HAM dikenal sebagai suatu mekanisme dalam melawan kejahatan terhadap kemanusiaan. Pasal 6 (c) Piagam Nurnberg dalam hukum Internasional mengatur bahwa negara dapat dikenakan hukuman oleh pengadilan mana pun atas perbuatannya mengesahkan kejahatan terhadap rakyatnya. 

Pengadilan dan Piagam Nurnberg telah mendorong DUHAM pada 10 Desember 1948 di Paris. Akan tetapi, dalam pelaksanaannya deklarasi itu terhambat karena perang dingin antarblok. Pada era perang tersebut dua blok yang bertikai (AS dan Soviet) sama-sama mendukung rezim militer di berbagai kawasan dunia dan DUHAM harus menyerah pada kepentingan politis.

Untuk menanggulangi pelanggaran HAM dalam konteks internasional, telah dibentuk beberapa institusi, seperti Komisi HAM PBB dengan beberapa subkomitenya. Sampai pertengahan tahun 1990, PBB mencatat 32 perjanjian HAM. Dalam perjalanannya, konvensi, traktat, dan protokol yang sudah dihasilkan oleh PBB tidak dapat berjalan sebagaimana yang diharapkan. Pelanggaran HAM kerap kali terjadi.

Atas dasar itu, sering diadakan pertemuan, lobi, dan konferensi HAM tingkat regional dan internasional. Pada 1968 di Teheran, Iran, diadakan konferensi HAM yang melihat bahwa HAM makin terabaikan. Konferensi itu dilanjutkan dalam serangkaian pertemuan lainnya. Sampai akhirnya oleh Majelis Umum PBB pada 18 Desember 1992 disahkan suatu resolusi penetapan untuk segera mengadakan konferensi HAM tingkat dunia yang diselenggarakan di Wina, Austria pada 14—25 Juni 1993, yang kemudian dilanjutkan pada 1997 dan 2002.

Konferensi tersebut memutuskan: (1) HAM bersifat universal, (2) masyarakat internasional harus memelihara HAM, (3) mempertimbangkan kemajemukan budaya, sosial, dalam pelaksanaan HAM, (4) setiap negara dituntut untuk menjamin HAM tanpa berlindung di balik relativisme, dan (5) negara maju perlu membantu negara yang sedang berkembang tanpa melanggar HAM.

Sampai akhir abad ke-20 perjuangan HAM mengalami naik turun.
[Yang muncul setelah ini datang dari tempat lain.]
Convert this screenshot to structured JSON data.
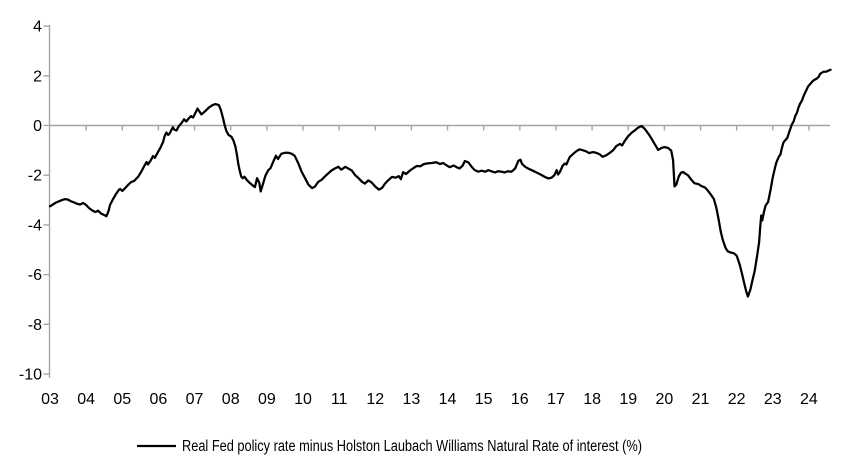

Salah satu kendalanya adalah para anggota PBB yang sulit untuk dituntut meratifikasi beberapa keputusan konvensi yang ada. Padahal, ratifikasi juga menjadi bagian dari sistem negaranya. Akan tetapi, kendala lain ada perbedaan pandangan antara presiden di suatu negara dan anggota parlemennya tentang suatu konvensi yang telah ditandatanganinya.

Menurut Wilfred, HAM baru menjadi suatu yang berharga dan berperan ketika ditempatkan pada konteks proses historis dan tradisi perlawanan, yakni perlawanan terhadap rezim kolonial, rezim fasis, rezim komunis, rezim militer, rezim otoritarian-totalitarian, rezim korporat dan rezim negara pembangunan. Jika konteks dan kondisi tersebut melemah, proses penegakan HAM pun menjadi melemah.

HAM dalam sejarah selalu bersejajar dengan agama. Gagasan dasar yang dapat menghubungkan HAM dengan beberapa agama adalah martabat manusia. Prinsip etis dasar HAM dan agama adalah sama, yaitu bahwa martabat kemanusiaan tidak dapat diambil oleh orang lain. 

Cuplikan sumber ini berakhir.